Процесс непозволительно затянулся и искатель прибег к тому единственному, что, как он считал, способно заставить девочку остаться. Тогда Цой не задумался, было ли это очередным обещанием, выполнить которое может и не удастся, но рисковать ее жизнью так, как рискует своей, он не имел совершенно никакого желания и, тем более, права.

- Давай так, - вдохнув, сказал он. - Ты жди здесь, а когда вернусь, - вытянул бурдюк, - заберешь обратно, и я покажу тебе башни, которые построили твои предки. Гм. То, что от них осталось, - добавил он, вспоминая разбитый мир, построенный Каторгой.

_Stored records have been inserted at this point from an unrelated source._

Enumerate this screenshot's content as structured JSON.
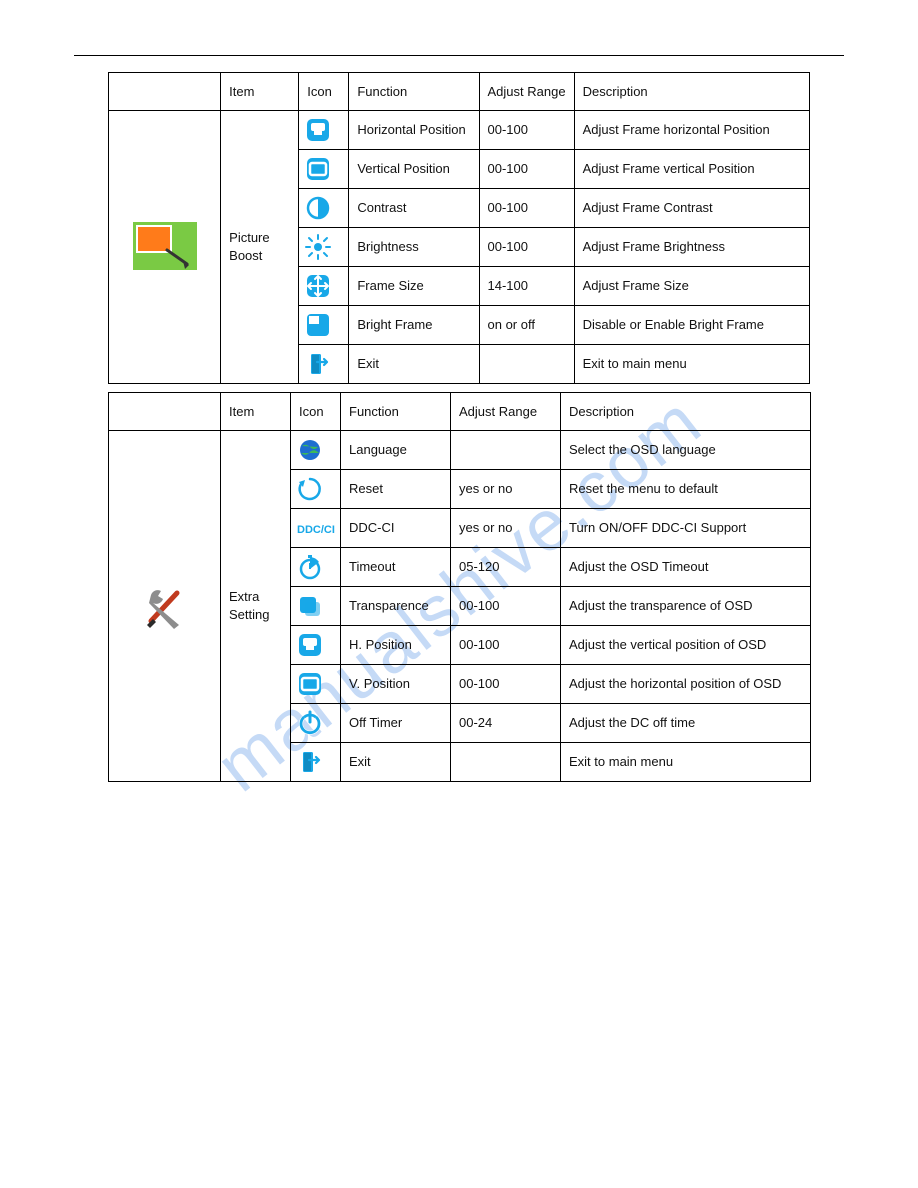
{
  "watermark": "manualshive.com",
  "table1": {
    "headers": {
      "item": "Item",
      "icon": "Icon",
      "function": "Function",
      "range": "Adjust Range",
      "desc": "Description"
    },
    "category": "Picture Boost",
    "rows": [
      {
        "icon": "hpos",
        "func": "Horizontal Position",
        "range": "00-100",
        "desc": "Adjust Frame horizontal Position"
      },
      {
        "icon": "vpos",
        "func": "Vertical Position",
        "range": "00-100",
        "desc": "Adjust Frame vertical Position"
      },
      {
        "icon": "contrast",
        "func": "Contrast",
        "range": "00-100",
        "desc": "Adjust Frame Contrast"
      },
      {
        "icon": "brightness",
        "func": "Brightness",
        "range": "00-100",
        "desc": "Adjust Frame Brightness"
      },
      {
        "icon": "framesize",
        "func": "Frame Size",
        "range": "14-100",
        "desc": "Adjust Frame Size"
      },
      {
        "icon": "brightfrm",
        "func": "Bright Frame",
        "range": "on or off",
        "desc": "Disable or Enable Bright Frame"
      },
      {
        "icon": "exit",
        "func": "Exit",
        "range": "",
        "desc": "Exit to main menu"
      }
    ]
  },
  "table2": {
    "headers": {
      "item": "Item",
      "icon": "Icon",
      "function": "Function",
      "range": "Adjust Range",
      "desc": "Description"
    },
    "category": "Extra Setting",
    "rows": [
      {
        "icon": "globe",
        "func": "Language",
        "range": "",
        "desc": "Select the OSD language"
      },
      {
        "icon": "reset",
        "func": "Reset",
        "range": "yes or no",
        "desc": "Reset the menu to default"
      },
      {
        "icon": "ddcci",
        "func": "DDC-CI",
        "range": "yes or no",
        "desc": "Turn ON/OFF DDC-CI Support"
      },
      {
        "icon": "timeout",
        "func": "Timeout",
        "range": "05-120",
        "desc": "Adjust the OSD Timeout"
      },
      {
        "icon": "transp",
        "func": "Transparence",
        "range": "00-100",
        "desc": "Adjust the transparence of OSD"
      },
      {
        "icon": "hpos",
        "func": "H. Position",
        "range": "00-100",
        "desc": "Adjust the vertical position of OSD"
      },
      {
        "icon": "vpos",
        "func": "V. Position",
        "range": "00-100",
        "desc": "Adjust the horizontal position of OSD"
      },
      {
        "icon": "power",
        "func": "Off Timer",
        "range": "00-24",
        "desc": "Adjust the DC off time"
      },
      {
        "icon": "exit",
        "func": "Exit",
        "range": "",
        "desc": "Exit to main menu"
      }
    ]
  }
}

Когда Мать донесла все сказанное до понимания девочки, юная леди широко улыбнулась, плюнула в ладонь и с мокрым шлепком размазала содержимое по лбу искателя. Он было состряпал кислую мину, но размяк, когда девочка двумя пальцами перенесла поцелуй туда же, как бы благословляя, а затем обвила его шею - крепко, крепко, - до хруста позвонков. Он даже коротко выдохнул сжатый, будто в тиски; и откуда только в таких тоненьких ручонках столько силы?

Малая подтянула подол прохода, и искатель выбрался наружу, оставив позади прохладу убежища бледнолицых. Духота ударила в лицо, а Зима и не думала отступать. Густой туман заполонил собой тоннели, но это нисколько не мешало. Цой был слеп и зряч одновременно; втянул в себя воздух и, ведомый запахами, двинулся к логову вакхра.

Машинально довернул кольцо инструмента, превратив его в хлыст, и перемахнул через провал на другую сторону. Столбики, утыканные по краям тоннеля, обретали человеческий лик и поворачивались вслед за ним. Тела умерших вырисовывались из стен и тянулись к живому. Баундот держал во власти восприятие и искажал его. Интересно, сколько все продлится, гадал Цой, не сбавляя шагу и отбрасывая из мыслей иллюзорные образы.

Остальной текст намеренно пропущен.